Papeete é uma cidade limpa e organizada, com um mercado central onde rivalizam as cores das flores, da roupa e da comida. Em Taiti, as mulheres costumam colocar uma flor nos cabelos, presa, ou por cima da orelha esquerda ou da orelha direita. A flor na cabeça, a direita, significa que a mulher ja é casada ou comprometida, a flor, à esquerda, corresponde a uma donzela, ou senhora, livre de compromissos, aberta a qualquer tentativa de namoro. 

Quando me contaram esta história, não acreditei nas flores de esquerda e de direita, mas bastou vir para as ruas de Tahiti para comprovar que nesta formosa ilha, esquerda e direita, em flor, são duas opções indiscutíveis . Era bom que fosse assim em todo o mundo.

Em Pappete há jardins impecavelmente tratados suspensos sobre o porto de onde se parte em velozes catamarãs para outras ilhas, outras aventuras. Disseram-me que 9% da população é de etnia chinesa, detentora de grande poder económico. Os filhos do Império do Meio são resultado da emigração massiva, a partir de meados do século XIX, quando milhões e milhõees de chineses fugiram do centro e sul da China durante a tremenda rebelião do Reino Celestial dos Taiping que se prolongou de 1850 a 1864 e tera provocado cinquenta milhões de mortos. Deixando para trás a guerra, registou-se o maior êxodo de sempre de chineses que pocuraram trabalho e paz nas ilhas do sudeste asiático, Malasia, Singapura, Tailândia, nas ilhas mais distante do Pacífico e até no Peru e em Cuba. 

Em Havana, o consul de Portugal, um senhor chamado Eca de Queiros, haveria de defender e ajudar milhares de chineses que chegavam a Cuba com documentos de emigração passados em Macau e que sofriam as prepotências e impiedosa exploração dos fazendeiros e autoridades espanholas. Os culies chineses substituiam os escravos negros nas grandes plantações de cana-do-acúcar. Mas isso são outros continentes e outras histórias.

As praias de Taiti, em cenário natural de grande beleza, contam quase sempre com tapetes de areia negra. Estive em Point Venus, com um antigo farol e uma perfeita baía onde os primeiros europeus desembarcaram, em 1767, e só não fui ao banho na belíssima praia de areia preta, porque estava alinhado na excursão do navio, com tempo muito limitado. Foi nesta baía que a Bounty, com o capitão William Bligh, chegou em 1789 e os seus marinheiros. Logo depois, como ja vimos, ficaram fascinados com os encantos de Taiti.

A ilha tem uma superficie de 1.042 km 2, um pouco maior do que a nossa Madeira, e como não podia deixar de ser também a circundei, no autocarro público, com paragem em Taravao. Foi no segundo dia de estadia em Tahiti e, como o navio partia as 19 horas, tivemos de programar o dia quase ao minuto. 
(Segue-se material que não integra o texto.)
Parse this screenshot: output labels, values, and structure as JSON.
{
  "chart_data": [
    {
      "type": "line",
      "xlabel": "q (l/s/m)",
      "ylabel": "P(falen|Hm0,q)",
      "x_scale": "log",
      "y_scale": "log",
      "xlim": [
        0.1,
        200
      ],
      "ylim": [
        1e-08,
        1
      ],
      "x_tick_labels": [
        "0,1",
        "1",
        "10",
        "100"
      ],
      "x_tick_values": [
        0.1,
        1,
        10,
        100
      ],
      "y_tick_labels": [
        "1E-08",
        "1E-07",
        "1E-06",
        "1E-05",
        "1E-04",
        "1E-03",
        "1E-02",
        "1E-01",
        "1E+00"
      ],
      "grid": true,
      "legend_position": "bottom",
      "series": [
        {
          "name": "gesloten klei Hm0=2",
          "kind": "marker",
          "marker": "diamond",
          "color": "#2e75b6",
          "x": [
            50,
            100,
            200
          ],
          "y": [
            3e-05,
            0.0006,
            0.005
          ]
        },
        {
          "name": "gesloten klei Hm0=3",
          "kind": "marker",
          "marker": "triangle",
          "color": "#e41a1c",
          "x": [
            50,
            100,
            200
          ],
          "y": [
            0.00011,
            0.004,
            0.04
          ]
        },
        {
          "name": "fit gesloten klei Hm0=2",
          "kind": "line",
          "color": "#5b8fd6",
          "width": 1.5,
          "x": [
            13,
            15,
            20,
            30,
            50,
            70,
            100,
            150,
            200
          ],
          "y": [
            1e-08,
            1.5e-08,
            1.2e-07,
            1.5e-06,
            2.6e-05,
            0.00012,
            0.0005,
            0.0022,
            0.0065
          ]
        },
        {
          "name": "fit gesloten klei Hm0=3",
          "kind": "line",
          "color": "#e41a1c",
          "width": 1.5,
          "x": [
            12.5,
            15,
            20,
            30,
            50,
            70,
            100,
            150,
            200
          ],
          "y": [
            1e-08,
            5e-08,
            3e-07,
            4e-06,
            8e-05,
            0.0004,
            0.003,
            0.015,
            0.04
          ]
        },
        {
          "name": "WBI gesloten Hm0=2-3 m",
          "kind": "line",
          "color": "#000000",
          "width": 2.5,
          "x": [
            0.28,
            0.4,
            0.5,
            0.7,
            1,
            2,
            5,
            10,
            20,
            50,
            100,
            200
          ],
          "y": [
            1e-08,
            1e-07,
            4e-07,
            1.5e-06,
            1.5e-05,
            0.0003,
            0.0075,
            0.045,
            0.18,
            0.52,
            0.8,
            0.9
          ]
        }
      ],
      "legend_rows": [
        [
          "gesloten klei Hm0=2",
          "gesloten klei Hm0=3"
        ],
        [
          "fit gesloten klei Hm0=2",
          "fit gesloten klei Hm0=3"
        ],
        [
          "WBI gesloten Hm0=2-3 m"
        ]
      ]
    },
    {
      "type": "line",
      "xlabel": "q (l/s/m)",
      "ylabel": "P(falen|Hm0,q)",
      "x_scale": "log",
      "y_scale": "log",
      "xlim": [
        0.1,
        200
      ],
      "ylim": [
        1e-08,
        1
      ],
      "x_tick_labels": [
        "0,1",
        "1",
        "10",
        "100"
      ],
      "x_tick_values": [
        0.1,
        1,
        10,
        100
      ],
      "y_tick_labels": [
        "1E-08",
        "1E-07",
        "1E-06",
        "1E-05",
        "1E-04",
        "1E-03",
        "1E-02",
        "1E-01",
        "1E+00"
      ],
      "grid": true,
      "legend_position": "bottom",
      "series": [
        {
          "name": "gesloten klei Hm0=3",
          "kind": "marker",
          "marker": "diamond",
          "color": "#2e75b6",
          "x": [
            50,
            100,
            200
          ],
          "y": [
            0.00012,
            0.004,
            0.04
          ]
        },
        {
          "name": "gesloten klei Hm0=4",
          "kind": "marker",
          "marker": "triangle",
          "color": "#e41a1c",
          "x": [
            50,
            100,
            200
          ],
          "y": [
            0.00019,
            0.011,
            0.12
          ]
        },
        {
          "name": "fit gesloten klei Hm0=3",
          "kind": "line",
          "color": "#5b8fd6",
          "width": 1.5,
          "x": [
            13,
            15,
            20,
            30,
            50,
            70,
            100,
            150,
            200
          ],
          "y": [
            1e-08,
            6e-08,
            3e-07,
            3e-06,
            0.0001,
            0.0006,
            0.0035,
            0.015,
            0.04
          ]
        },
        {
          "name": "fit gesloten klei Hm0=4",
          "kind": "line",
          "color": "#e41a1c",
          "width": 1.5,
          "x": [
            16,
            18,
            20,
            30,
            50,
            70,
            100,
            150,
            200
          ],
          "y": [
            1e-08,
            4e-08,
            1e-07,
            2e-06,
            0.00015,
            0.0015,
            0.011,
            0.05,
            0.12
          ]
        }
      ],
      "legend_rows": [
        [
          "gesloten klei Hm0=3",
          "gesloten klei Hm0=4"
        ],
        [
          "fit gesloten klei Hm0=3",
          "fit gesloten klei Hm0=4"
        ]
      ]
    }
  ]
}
A vila de Taravao, a mais importante do sul da ilha e a entrada para a península de Tahiti Iti, ou seja a "pequena Taiti", com mais baias, enseadas, lagunas e praias de areia branca que só visitarei numa proxima reencarnação quando aproveitar um fim de semana para descer do c+eu e nadar num mar esmeralda e me por a tostar ao sol deste paraíso na Terra.

Perto de Taravao, na aldeia de Mataiea, fica o Museu Paulo Gaugin, perto da última casa onde o pintor viveu em Taiti, ante do seu exilio definitivo e morte em Hiva Oa, nas ilhas Marquesas. Por aqui pintou Gaugin algumas das suas obras primas, como as lânguidas mulheres polinésias que soube, ou não soube amar. 

O museu está fechado desde 2013 "para obras". Paulo Gaugin, aos cinquenta e muitos anos, manteve relacionamentos sexuais e tomou por companheiras raparigas polinésias com quinze ou dezasseis anos de idade, e não deixou de as retratar em quadros plenos de sensualidade. Será por isso que o "politicamente correcto" mandou fechar o Museu Gaugin, em Taiti e procedeu a uma limpeza do seu nome em todos os folhetos turísticos que promovem a ilha. 

Eu entendo. Contudo, Paulo Gaugin deixa a todos nós um legado mágico, intemporal e louco, é um dos grandes mestres da pintura universal. Basta olhar os seus quadros sobre Taiti, esfuziantes de cor, alegria e tristeza, basta beber os seus verdes intensos das folhas das palmeiras, os azuis acariciando o ondular do mar, os amarelos aquecidos pelo grito do por-do-sol. O seu amigo Van Gogh, logo após uma zanga com Gaugin na casa de Arles, no sul de França, decidiu cortar uma orelha, embrulhá-la em papel de jornal e ir entrega-la num bordel que ambos tinham frequentado, na pequena cidade francesa. Os homens e mulheres de excepção não tem juizo, entenda-os cada um como muito bem achar.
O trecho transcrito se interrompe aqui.